Familiarity is not a bad thing, but it is not good enough to maintain a practice just because that's the way we've always done it. It reminds me of the person who is a democrat or republican because his father was and his grandfather was and so on. Fine, but tradition is not justification to continue a practice if a better way emerges.

 

When asked what diagramming is supposed to achieve, the answer generally given is that it would give a visible representation of the structure of the sentence being diagrammed. True in a way, but who has ever looked at a written sentence and visualized it in its diagrammed form? In fact, who creates sentences from a diagram? I would venture to say that very few people do either of the above.

 

Diagramming is a model or structure imposed on the sentence, an artificial methodology with a bunch of rules regarding perpendicular lines, slanted lines, dotted lines, lines above and below lines, and so forth. It is extra material to learn and master so that a person can theoretically then learn or at least see the grammatical structure of a sentence. I submit that there is a better way: formulas.

 

The formulas also are contrived in that they are representational of the structure of the sentence. Their function is to allow the student, or anyone who understands them for that matter, to see a visual representation of the grammatical structure of a given sentence. They have the same avowed purpose as diagramming if you will.

 

Formulas are linear by design. They mimic the syntax of the sentence in a more precise manner since everything reads left to right. There are no lines above or below the base line; everything flows just as the sentence does.

 

Formulas employ rational symbols with a mnemonic relationship to the structure they are standing for: Pp = prepositional phrase, A = adjective, S = subject, and so forth. There is no need to learn the difference between a perpendicular line rising from the base line and a line slanting left or right. The letters in the formulas actually aid the student in remembering what they stand for.

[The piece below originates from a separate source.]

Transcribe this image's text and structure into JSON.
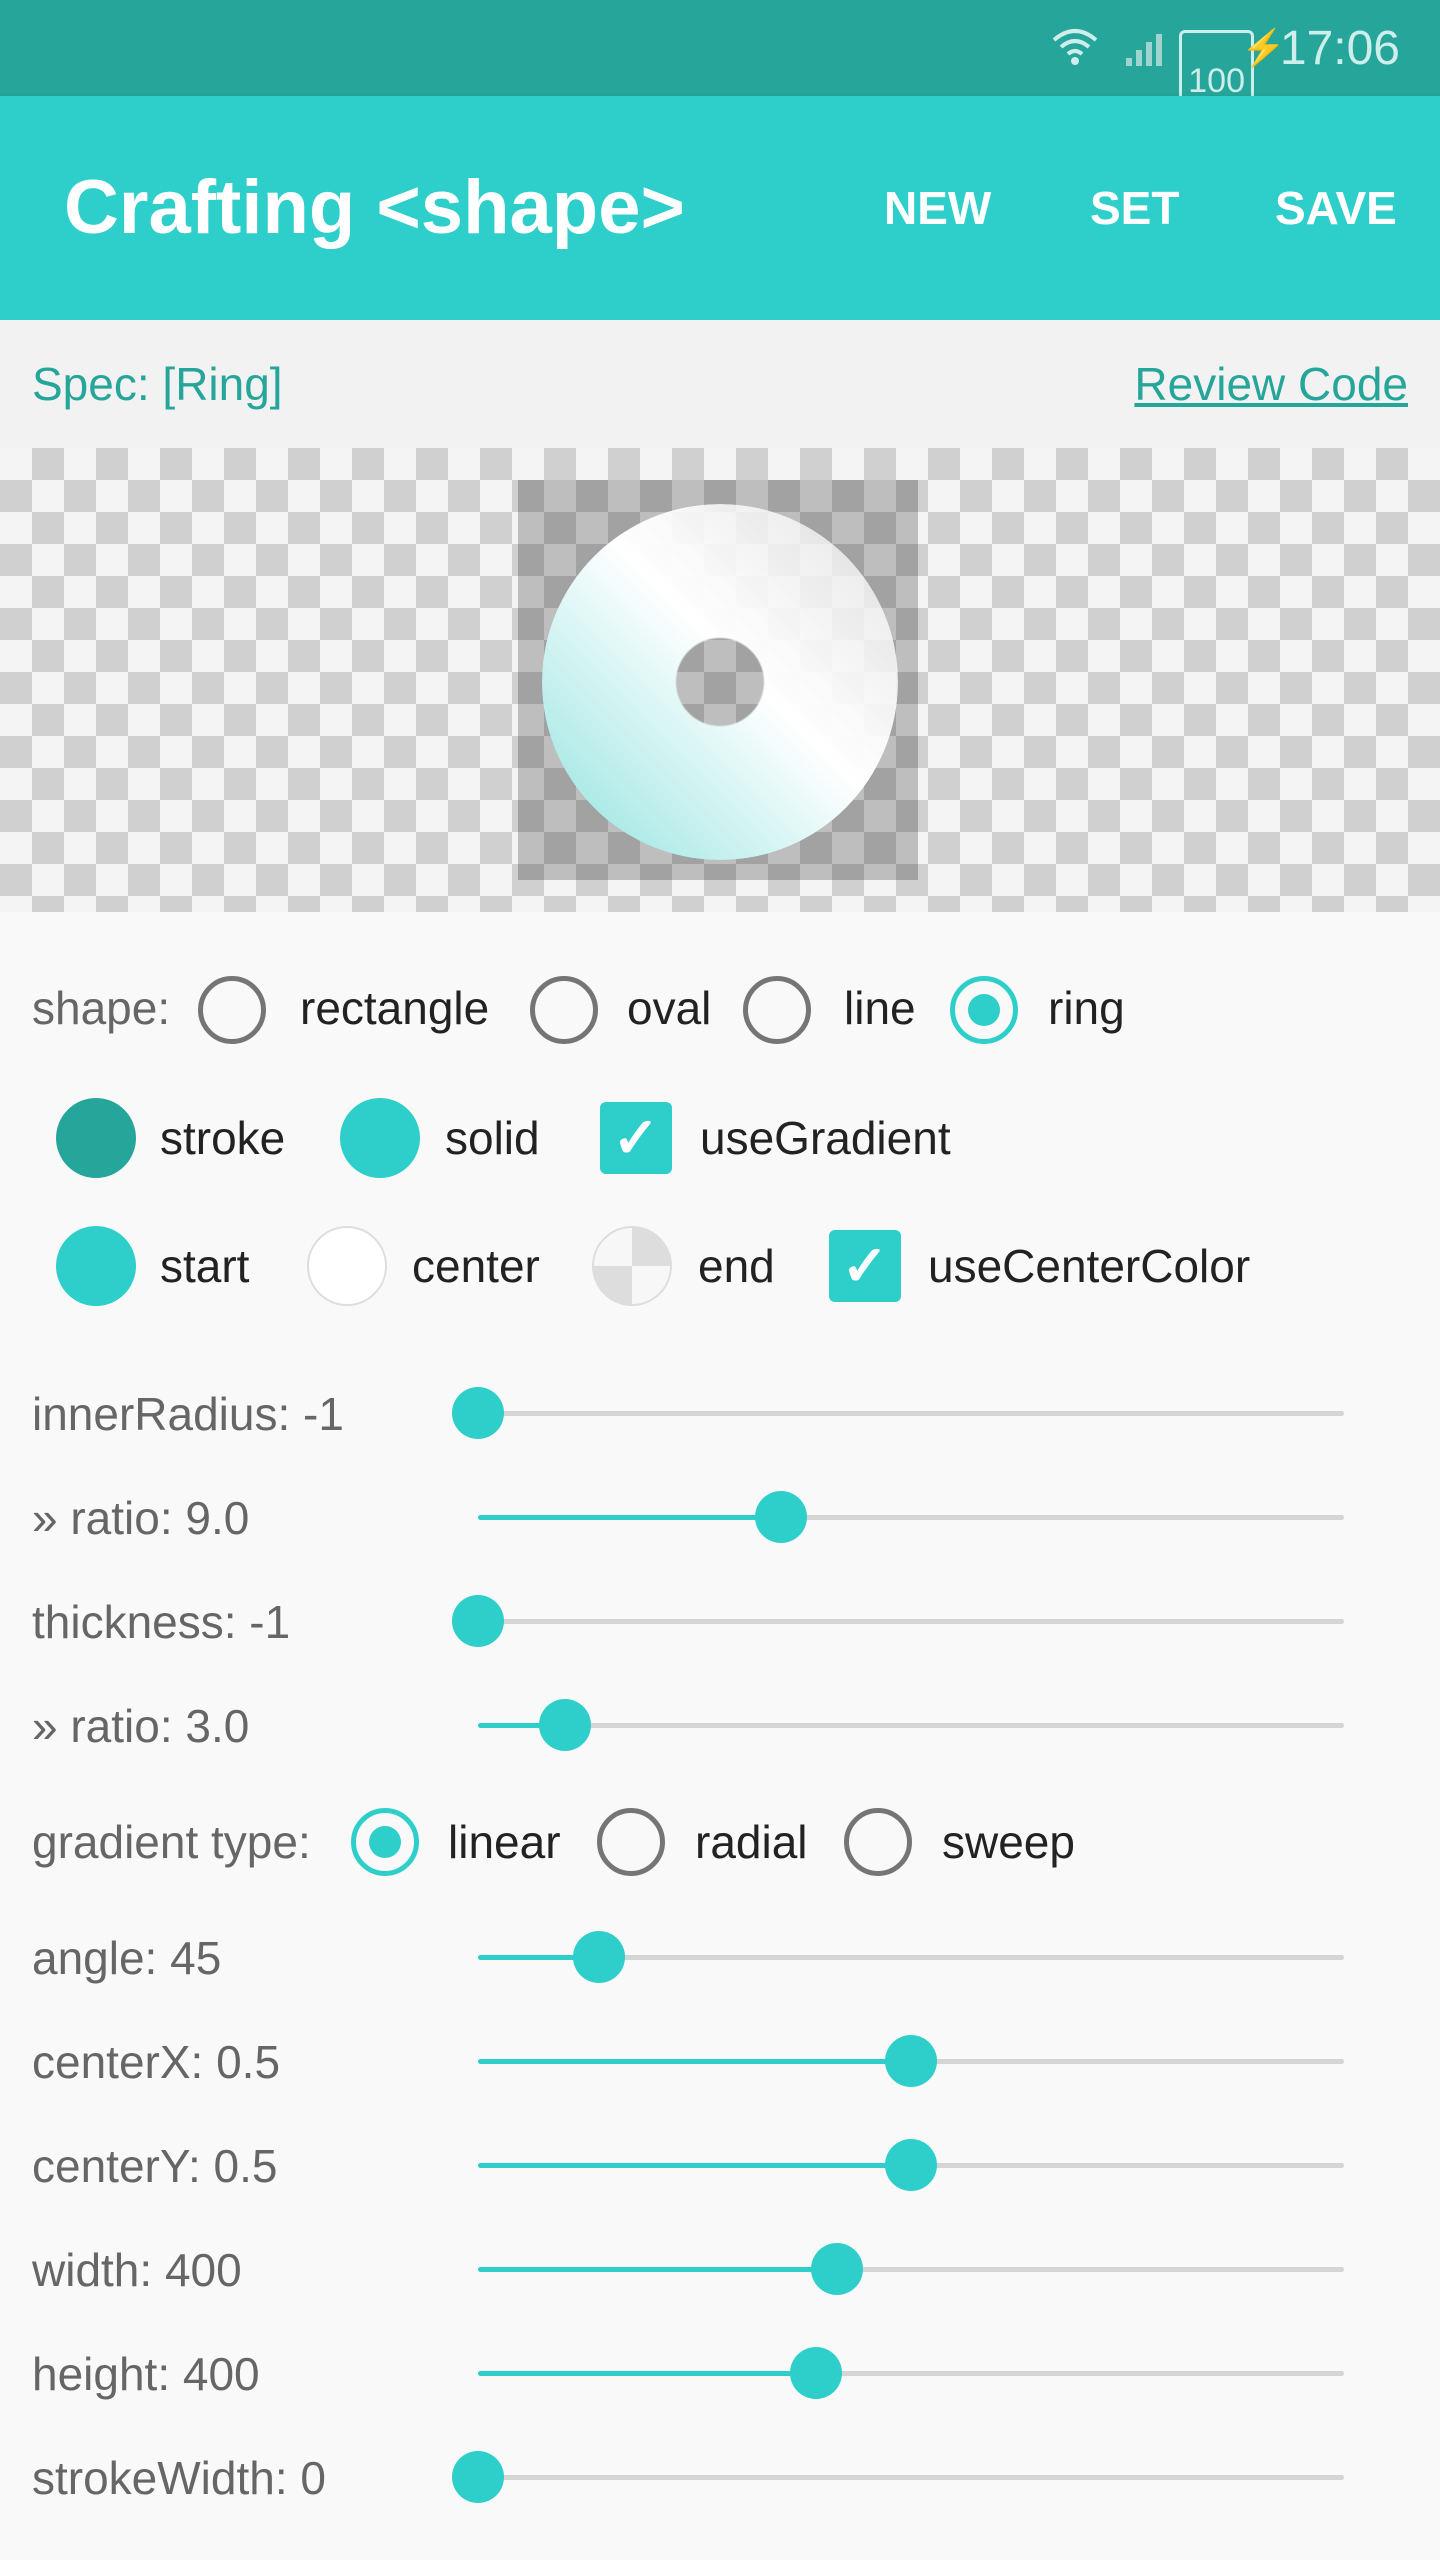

A certain fluidity exists in the formulas. As the student becomes more familiar with the parts of speech, single word symbols may be dropped in favor of symbols that stand for phrases or clusters of words. In this manner, the student begins to see the sentence in blocks of words rather than in single words. This helps the student understand the various parts of a sentence and the manner in which they relate to one another.

 

Words are the building blocks of sentences just as letters and sounds are building blocks of words. As students become more competent, they say whole words instead of sounding out each word a sound at a time. So it is with sentences; people actually speak in phrases and clusters rather than words. Thus, seeing how these larger pieces fit together helps the students with punctuation, syntax, and phraseology of their own sentences.

 

Finally, the formulas allow an easy way to test the student's knowledge of the various structures. It is one thing to go into someone else's sentence and pick out parts of a sentence. It is something else entirely to create a sentence according to a given formula. If the student can make up a sentence according to the formula, it is good evidence that the student understands the structure. In fact, creating the sentences according to the formulas is where the learning is really applied in Jensen's Grammar. Those formulas at the bottom of the exercise pages are the heart of the books. That is where the student really puts his or her knowledge to work.

 

From the above I hope you can see the rationale for using formulas instead of diagramming. Personally, I enjoyed doing the diagrams when I was a child, but formulas are more effective at teaching, and they provide the same basic goal, visualization of the grammatical structure of a sentence. Both are analytical in nature, but formulas offer greater flexibility as teaching tool.